Are there infinitely many $n$ for which $\varphi(n)$ is a perfect square?

Question

Prove or disprove: $\phi(n)$ is a perfect square for only a finite number of odd numbers n.

I know it works for even numbers since we can use $n=p^k$ and have $p=2$, however, I don't know about odd numbers.

Answer 1

Consider $5^{2m+1}17^{2n+1}$. Similarly, one could use $3^{2m+1}19^{2n+1}$. One can play the same game with $11$ and $41$. Or use $3^{2a+1}7^{2b+1}11^{2c+1}31^{2d+1}$.

Remark: It has been conjectured that there are infinitely many primes of the shape $x^2+1$. There is considerable numerical evidence that the conjecture is true. In that case there are infinitely many primes $p$ such that $\varphi(p)$ is a perfect square.

Answer 2

The process of finding perfect squares among odd numbers, is similar to that of finding things perfect numbers. I should imagine there are an infinite number of these things, though.

For example, the totient of 7 is 6. You then just have to find eg a prime of the form $6n^2+1$, such as $97$, and the totient of $7\cdot 97$ is itself a square. Also, since $601 = 6\cdot 10^2+1$, so is the product of any two of these numbers, like $4207$, which gives $60^2$. These can be multiplied by any even power, such as $7^3$ has a totient of $7^2 \cdot 6$.

One notes that any prime of the form of $n^2+1$ has a square totient, as does multiplying this by any of the numbers found above.

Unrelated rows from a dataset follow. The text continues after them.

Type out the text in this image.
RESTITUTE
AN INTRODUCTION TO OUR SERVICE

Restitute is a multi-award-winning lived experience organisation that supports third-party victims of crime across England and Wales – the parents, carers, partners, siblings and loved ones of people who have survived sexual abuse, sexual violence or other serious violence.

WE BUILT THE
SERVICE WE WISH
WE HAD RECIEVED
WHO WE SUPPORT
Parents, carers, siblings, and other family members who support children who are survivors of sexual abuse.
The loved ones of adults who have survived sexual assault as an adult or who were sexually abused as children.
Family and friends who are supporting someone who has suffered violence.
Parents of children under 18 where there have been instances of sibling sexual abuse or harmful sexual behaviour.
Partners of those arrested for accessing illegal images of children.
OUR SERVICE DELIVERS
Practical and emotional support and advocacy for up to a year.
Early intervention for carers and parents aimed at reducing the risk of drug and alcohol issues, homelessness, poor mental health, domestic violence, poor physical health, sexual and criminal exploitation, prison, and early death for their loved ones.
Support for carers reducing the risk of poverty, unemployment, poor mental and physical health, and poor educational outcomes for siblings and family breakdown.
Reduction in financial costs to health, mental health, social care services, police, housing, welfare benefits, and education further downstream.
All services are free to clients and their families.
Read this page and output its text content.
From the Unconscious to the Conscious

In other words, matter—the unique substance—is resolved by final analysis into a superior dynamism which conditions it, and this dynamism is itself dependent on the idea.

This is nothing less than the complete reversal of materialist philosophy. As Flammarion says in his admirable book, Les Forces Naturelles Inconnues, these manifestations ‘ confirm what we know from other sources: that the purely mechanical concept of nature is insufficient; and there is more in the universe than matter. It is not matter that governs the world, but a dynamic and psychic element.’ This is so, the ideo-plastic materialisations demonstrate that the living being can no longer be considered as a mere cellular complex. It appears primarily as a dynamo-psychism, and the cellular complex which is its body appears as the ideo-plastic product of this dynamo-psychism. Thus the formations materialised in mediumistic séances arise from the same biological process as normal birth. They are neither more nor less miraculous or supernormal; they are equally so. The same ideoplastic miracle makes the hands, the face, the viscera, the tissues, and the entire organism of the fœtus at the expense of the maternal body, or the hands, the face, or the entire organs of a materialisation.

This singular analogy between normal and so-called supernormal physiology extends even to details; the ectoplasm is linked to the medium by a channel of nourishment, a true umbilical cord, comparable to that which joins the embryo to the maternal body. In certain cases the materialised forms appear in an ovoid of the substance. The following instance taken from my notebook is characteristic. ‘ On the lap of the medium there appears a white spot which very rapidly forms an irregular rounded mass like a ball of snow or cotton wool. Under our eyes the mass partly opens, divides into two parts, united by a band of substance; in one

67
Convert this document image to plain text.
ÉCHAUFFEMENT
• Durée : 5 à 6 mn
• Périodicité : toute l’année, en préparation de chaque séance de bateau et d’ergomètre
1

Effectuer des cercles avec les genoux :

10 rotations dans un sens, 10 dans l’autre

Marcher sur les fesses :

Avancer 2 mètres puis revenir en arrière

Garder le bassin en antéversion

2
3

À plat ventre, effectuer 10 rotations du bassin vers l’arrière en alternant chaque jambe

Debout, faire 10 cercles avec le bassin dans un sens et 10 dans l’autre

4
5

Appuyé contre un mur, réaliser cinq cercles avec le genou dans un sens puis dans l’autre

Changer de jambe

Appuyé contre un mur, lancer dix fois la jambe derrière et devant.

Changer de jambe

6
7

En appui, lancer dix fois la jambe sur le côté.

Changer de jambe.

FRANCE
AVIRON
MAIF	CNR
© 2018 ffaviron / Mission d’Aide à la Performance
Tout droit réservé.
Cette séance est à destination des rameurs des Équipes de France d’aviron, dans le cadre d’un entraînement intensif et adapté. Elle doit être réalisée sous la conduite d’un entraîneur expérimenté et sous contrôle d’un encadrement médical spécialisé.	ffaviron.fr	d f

Even if one supposes powers, one can find examples, like $3^2$, whose totient is 6. Since these are identical with the previous example, then the totient of say $63$ is $6^2$, and so forth.

Answer 3

Take any $p=n^2+1$, $p$ is prime, $n>2$ is natural number. It's clear that $p$ is odd. Now, I have a lemma stating that $ \forall p = n^2+1, \phi(p^{2k+1})=(p-1)*p^{2k}$. Let's prove this lemma by induction:

For $k=0$ and $p=n^2+1$, as $p$ is prime, $\phi(p^{2k+1}) = \phi(p)= p-1$

Now, assume the lemma is true with k. Check out what's gonna happen with k+1?

$p^{2(k+1)+1} = p^{2k+3}$

Think about the numbers which divides $p^{2k+3}$. As $p$ is prime, the only numbers which are relatively prime with $p^{2k+3}$ are the ones that can be divided by $p$. We know that the number of the ones which are smaller than $p^{2k+1}$ is $(p-1)*p^{2k}$ with the assumption of induction. And the number of numbers between $p^{2k+1}$ and $p^{2k+3}$ is $p^{2k+3}-p^{2k+1}$, in total. The ratio of being relatively prime with $p^{2k+3}$ is $(p-1)/p$. Then the number of numbers which are not relatively prime with $p^{2k+3}$ and between $p^{2k+1}$ and $p^{2k+3}$ is:

$$[(p^{2k+3}-p^{2k+1})*(p-1)]/p$$ $$= [p^{2k+1}*(p^2-1)*(p-1)]/p $$ $$= p^{2k} *(p-1)^2 * (p+1) $$

Now add this to the number of the ones that smaller than $p^{2k+1}$, which is $(p-1)*p^{2k}$, we have:

$$[(p-1)*p^{2k}] + p^{2k} *(p-1)^2 * (p+1)$$ $$ =p^{2k}*(p-1)*[(p-1)*(p+1)+1] $$ $$ = p^2k*(p-1)*[p^2-1+1]$$ $$ = p^{2k}*(p-1)*p^2$$ $$ = p^{2k+2}*(p-1)$$ $$ = p^{2(k+1)}*(p-1)$$

This is the proof of the lemma.

Now, it's clear that $(p-1)*(p^{2k})=n^2*p^{2k}$ is a perfect square. If we assume that some number m is the maximum number such that $\phi(m)$ is a perfect square, because we could find a number $p^{2k+1} > m$ in every time, this assumption would be wrong. Then, ϕ(n) is a perfect square for infinitely many numbers of odd numbers n.

Example: $5$ is a prime number and $5=2^2+1$. Then, $\phi(5)$, $\phi(5^3)$, $\phi(5^5)$,.....,$\phi(5^{2k+1})$, .... are all perfect squares and they are infinitely many.